N-215. Development of a System to Quantify Denitrifier Gene Expression in Agricultural Soil and to Study Its Relation to Nitrous Oxide Flux and Denitrification

S. L. Henderson1, C. E. Dandie2, C. Goyer2, C. Patten1, B. J. Zebarth2, D. L. Burton3, J. T. Trevors4;
1Univ. of New Brunswick, Fredericton, NB, CANADA, 2Agriculture and Agrifood Canada, Fredericton, NB, CANADA, 3Nova Scotia Agricultural Coll., Truro, NS, CANADA, 4Univ. of Guelph, Guelph, ON, CANADA.

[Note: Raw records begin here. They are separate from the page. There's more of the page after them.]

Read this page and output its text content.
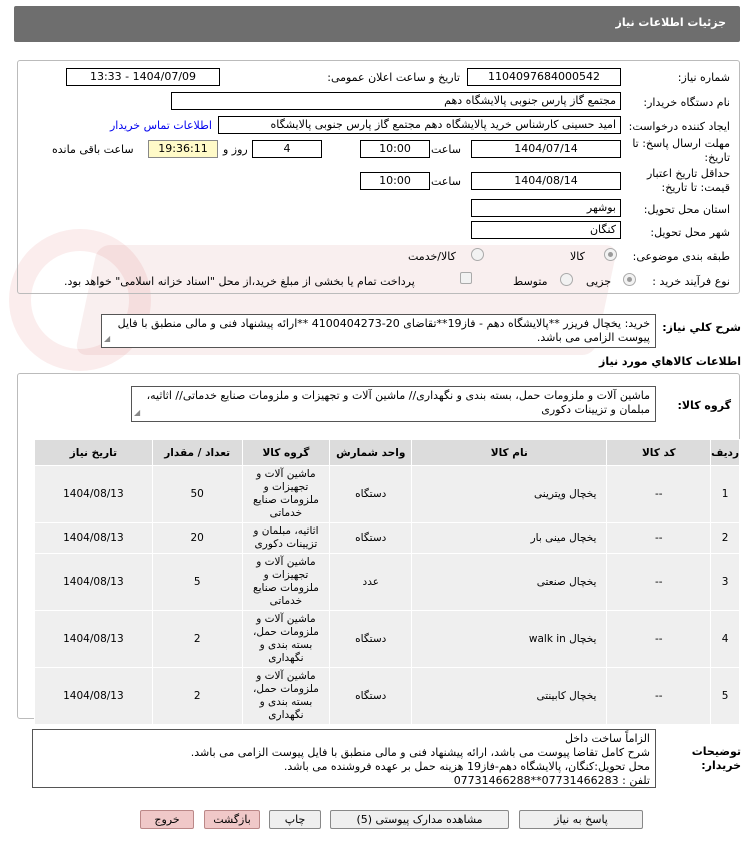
جزئیات اطلاعات نیاز
شماره نیاز:
1104097684000542
تاریخ و ساعت اعلان عمومی:
1404/07/09 - 13:33
نام دستگاه خریدار:
مجتمع گاز پارس جنوبی پالایشگاه دهم
ایجاد کننده درخواست:
امید حسینی کارشناس خرید پالایشگاه دهم مجتمع گاز پارس جنوبی پالایشگاه
اطلاعات تماس خریدار
مهلت ارسال پاسخ: تا
تاریخ:
1404/07/14
ساعت
10:00
4
روز و
19:36:11
ساعت باقی مانده
حداقل تاریخ اعتبار
قیمت: تا تاریخ:
1404/08/14
ساعت
10:00
استان محل تحویل:
بوشهر
شهر محل تحویل:
کنگان
طبقه بندی موضوعی:
کالا
کالا/خدمت
نوع فرآیند خرید :
جزیی
متوسط
پرداخت تمام یا بخشی از مبلغ خرید،از محل "اسناد خزانه اسلامی" خواهد بود.
شرح کلي نياز:
خرید: یخچال فریزر **پالایشگاه دهم - فاز19**تقاضای 20-4100404273 **ارائه پیشنهاد فنی و مالی منطبق با فایل پیوست الزامی می باشد.
◢
اطلاعات کالاهاي مورد نياز
گروه کالا:
ماشین آلات و ملزومات حمل، بسته بندی و نگهداری// ماشین آلات و تجهیزات و ملزومات صنایع خدماتی// اثاثیه، مبلمان و تزیینات دکوری
◢
ردیف	کد کالا	نام کالا	واحد شمارش	گروه کالا	تعداد / مقدار	تاریخ نیاز
1	--	یخچال ویترینی	دستگاه	ماشین آلات و تجهیزات و ملزومات صنایع خدماتی	50	1404/08/13
2	--	یخچال مینی بار	دستگاه	اثاثیه، مبلمان و تزیینات دکوری	20	1404/08/13
3	--	یخچال صنعتی	عدد	ماشین آلات و تجهیزات و ملزومات صنایع خدماتی	5	1404/08/13
4	--	یخچال walk in	دستگاه	ماشین آلات و ملزومات حمل، بسته بندی و نگهداری	2	1404/08/13
5	--	یخچال کابینتی	دستگاه	ماشین آلات و ملزومات حمل، بسته بندی و نگهداری	2	1404/08/13
توضیحات
خریدار:
الزاماً ساخت داخل
شرح کامل تقاضا پیوست می باشد، ارائه پیشنهاد فنی و مالی منطبق با فایل پیوست الزامی می باشد.
محل تحویل:کنگان، پالایشگاه دهم-فاز19 هزینه حمل بر عهده فروشنده می باشد.
تلفن : 07731466283**07731466288
پاسخ به نیاز
مشاهده مدارک پیوستی (5)
چاپ
بازگشت
خروج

There is a gap in the understanding of how denitrifier community abundance and activity correlate with denitrification and nitrous oxide (N2O) emissions in soil. As part of a study to address this gap, the objective was to develop a system for quantifying denitrifier community abundance and activity and to investigate their relationship with denitrification. Using this system we can test the hypothesis that an increase in denitrification is due to an increase in gene expression and/or abundance of the denitrification community. Agricultural soil was supplemented with 500 mg KNO3-N kg-1 (to ensure nitrate was non-limiting) and either 0 or 500 mg glucose-C kg-1. The treated soil was placed in sealed jars, C2H2 added, and kept at 4oC for 16 h to ensure C2H2 diffusion into the cores. Cores were then incubated at 25oC over 48 h. Soil was destructively sampled over 48 h and nucleic acids were extracted. Quantitative PCR (Real-Time PCR) was used to quantify the number and activity of the nosZ gene bearing denitrifiers and Pseudomonas mandelii and closely related species (nirSP) communities. Denitrification (N2O production in the presence of C2H2) and concentration of nitrate and extractable organic carbon were measured. The abundance of the nosZ containing community, average of 2.0 x 107 gene copies g-1 dry soil, was not affected by carbon treatment whereas glucose addition resulted in a 20-fold increase in abundance of the nirSP community. Surprisingly, gene expression of the nosZ containing denitrifiers and nirSp did not change over time or treatments (1 x 104 and 1 x 106 transcripts g-1 dry soil, respectively), suggesting that gene expression had already reached its maximum when 25oC incubation began. Since the induction of gene expression was not detected, the gene expression is inconclusive for addressing the hypothesis. Subsequently, the system was modified to reduce time between treatment addition and incubation at 25oC to less than 15 min. Preliminary results showed an induction of gene expression at 4 h for nosZ and 8 h for nirSP suggesting that the modified system is better suited to study the link between gene expression and denitrification.